Let's play a joke on all the normies and slowly but surely start trying to convince them .40 is the premium cartridge for professionals.
Seriously. It would be funny AF.
Let's play a joke on all the normies and slowly but surely start trying to convince them .40 is the premium cartridge for professionals.
Seriously. It would be funny AF.
Are you the guy who sold my dad on that shit? My old man fucking loves the Judge. Swears by it. Claims it’s the best fucking gun ever made. (Also, he doesn’t own one. He just shot his buddy’s Judge years ago.)
He gives me so much shit for carrying 9mm.
To my dad there are two pistols worth owning: anything in .380, or a Judge.
I fucking wish I was kidding.
I never worked in a gun store.
But my favorite overheard pre-sale conversation at a gun store went like this.
"Oh you're thinking of carrying a gun?"
"Yeah, but I've never bought one before. I went to the range once."
"Oh yeah? Did you like it?"
"Yeah it was a revolver, I don't remember anything else about it though."
"Well check this one out, I think this one is right up your alley."

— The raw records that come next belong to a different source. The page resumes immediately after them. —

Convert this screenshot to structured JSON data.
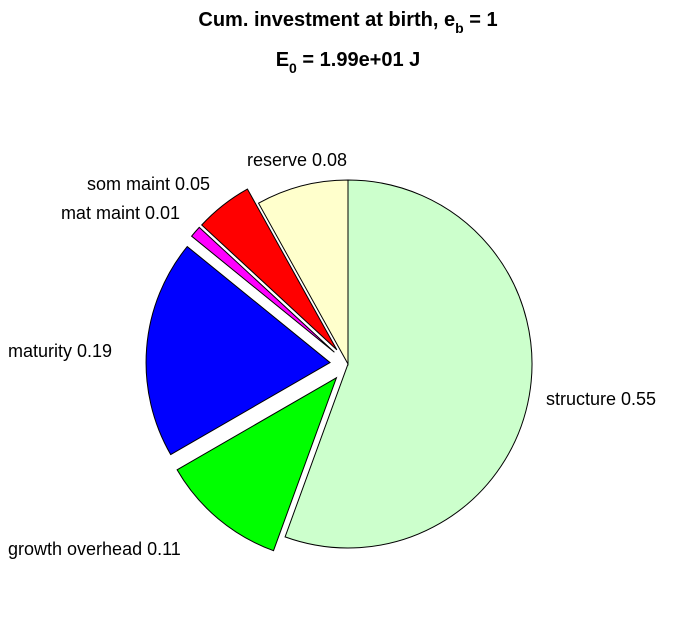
{
  "chart_data": {
    "type": "pie",
    "title_line1": {
      "text": "Cum. investment at birth, e",
      "subscript": "b",
      "suffix": " = 1"
    },
    "title_line2": {
      "text": "E",
      "subscript": "0",
      "suffix": " = 1.99e+01 J"
    },
    "slices": [
      {
        "label": "structure 0.55",
        "name": "structure",
        "value": 0.55,
        "color": "#CCFFCC",
        "exploded": false
      },
      {
        "label": "growth overhead 0.11",
        "name": "growth overhead",
        "value": 0.11,
        "color": "#00FF00",
        "exploded": true
      },
      {
        "label": "maturity 0.19",
        "name": "maturity",
        "value": 0.19,
        "color": "#0000FF",
        "exploded": true
      },
      {
        "label": "mat maint 0.01",
        "name": "mat maint",
        "value": 0.01,
        "color": "#FF00FF",
        "exploded": true
      },
      {
        "label": "som maint 0.05",
        "name": "som maint",
        "value": 0.05,
        "color": "#FF0000",
        "exploded": true
      },
      {
        "label": "reserve 0.08",
        "name": "reserve",
        "value": 0.08,
        "color": "#FFFFCC",
        "exploded": false
      }
    ],
    "direction": "clockwise",
    "start_angle": "12 o'clock"
  }
}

"I don't know it's pretty big"
"Yeah man, that's a Ruger Super Blackhawk in .454 Casull. You're required by law to carry something like this hiking in Alaska."
I had to run to the other side of the shop so they couldn't hear my snickering, so I don't know the rest. The main part where I lost it was the Alaska part because that's pretty far away for it to be a consideration for daily carry.